Table 13 Genetic similarity percentages of 10 sorghum entries using 8 ISSR primers

Cluster analysis (phylogenetic tree)

Results obtained from the cluster analysis presented in Fig. 2 consisted all sorghum entries to two main clusters. Cluster I included P1 and one subcluster contained P2 and P3 genotypes, while cluster II consisted of two subclusters, where the first one included H3 and one set contained H4 and H5, but subcluster II contains two sub-subclusters or two groups. Sub-subcluster I included H1 and H2, while sub-subcluster II contained P4 and P5.

Fig. 2
figure2

Dendrogram representing the genetic relationship among the ten wheat genotypes using UPGMA cluster analysis of Nei-Li’s similarity coefficient generated from the eight ISSR markers

Discussion

Results in Table 3 were confirmed the largest evidence for drought resistance of the previous sorghum entries under water deficit treatment compared to the control experiment because it has already succeeded in reducing water loss during the process of transpiration while maintaining a reasonable level of photosynthesis to produce sufficient dry material to sustain life during this environmental challenge; in addition, these superior genotypes have recorded high and positive results for all studied traits under water deficit treatment compared with the control experiment. Similar results were in agreement with those reported by El-Mouhamady et al. (2010), El-Mouhamady et al. (2012A), El-Mouhamady et al. (2012B), El-Seidy et al. (2013), El-Mouhamady et al., (2014A), El-Mouhamady et al. (2014B), El-Mouhamady et al. (2014C), Asifa et al. (2015), Esmail et al. (2016), El-Mouhamady et al. (2016), Eldessouky et al. (2016), Ramadan et al. (2016), Khatab et al. (2017), Madhukar et al. (2018), and Behboudi et al. (2018).

Plant breeders are concerned first and foremost with the improvement of quantitative traits which have a high economic cost such as high yield, resistance to various diseases, tolerance for high level of salinity, and resistance to water stress. This was the most important factor under study in determining production and productivity in this regard. We cannot dispense the expression of additive gene action, which was added by traditional breeding through isolation segregation generations by simple selection to trace these beneficial traits, particularly water deficit resistance. It is also the most important aspect of plant breeding to obtain the positive trends of the quantitative traits mentioned above.

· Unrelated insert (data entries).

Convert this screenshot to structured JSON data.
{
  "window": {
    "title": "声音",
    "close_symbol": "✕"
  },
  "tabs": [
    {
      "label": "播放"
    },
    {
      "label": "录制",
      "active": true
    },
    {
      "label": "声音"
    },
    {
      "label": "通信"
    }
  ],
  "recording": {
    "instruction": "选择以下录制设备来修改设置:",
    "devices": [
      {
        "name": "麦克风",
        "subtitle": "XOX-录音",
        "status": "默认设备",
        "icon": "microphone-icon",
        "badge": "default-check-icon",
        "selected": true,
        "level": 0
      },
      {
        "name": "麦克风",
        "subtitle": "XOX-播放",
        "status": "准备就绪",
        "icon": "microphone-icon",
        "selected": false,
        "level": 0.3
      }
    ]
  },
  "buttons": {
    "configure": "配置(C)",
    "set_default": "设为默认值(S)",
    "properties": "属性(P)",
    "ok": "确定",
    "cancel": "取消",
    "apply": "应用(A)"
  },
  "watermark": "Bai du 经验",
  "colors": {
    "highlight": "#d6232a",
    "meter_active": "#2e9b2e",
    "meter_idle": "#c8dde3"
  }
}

Half diallel analysis of parents and their hybrids under the two levels of irrigation (normal and water stress conditions) was intended to ensure that all genotypes using in this investigation were significantly or highly significantly different from each other and this was the main input of this genetic analysis, which has already been confirmed in Table 4 (Asifa et al. 2015, Esmail et al. 2016, El-Mouhamady et al. 2016, Ramadan et al. 2016, and Khatab et al. 2017).

Results presented in Table 5 confirmed the importance of (dominance gene action) and their interactions beside the major role of SCA effects for controlling and inheriting all studied traits for drought tolerance under normal and water stress conditions, which emphasizes the vital and effective role in improving water stress resistance in sorghum accessions and transferring this mechanism to unprecedented levels of tolerance under the Egyptian agriculture conditions. Heterosis over better-parent parameter is considered the best and most reliable method for sorting out superior and highly resistant entries because it simply aims to discuss the phenomenon of genetic superiority produced by transgression segregation, which has demonstrated the transmission of the excellent water stress resistance genes from the selected parents for the hybrid program to the five superior crosses for water deficit tolerance depending on all data calculated for all studied traits under drought stress compared to the control treatment of irrigation. Thus, this regard has given the way to ascertain the effective role played by dominance gene action and its interactions for inheriting the previous traits as well as the moral participation in improving water stress tolerance. Similar results were obtained by Esmail et al. (2016), El-Mouhamady et al. (2016), Eldessouky et al. (2016), Ramadan et al. (2016), Khatab et al. (2017), and Khatab et al. (2019).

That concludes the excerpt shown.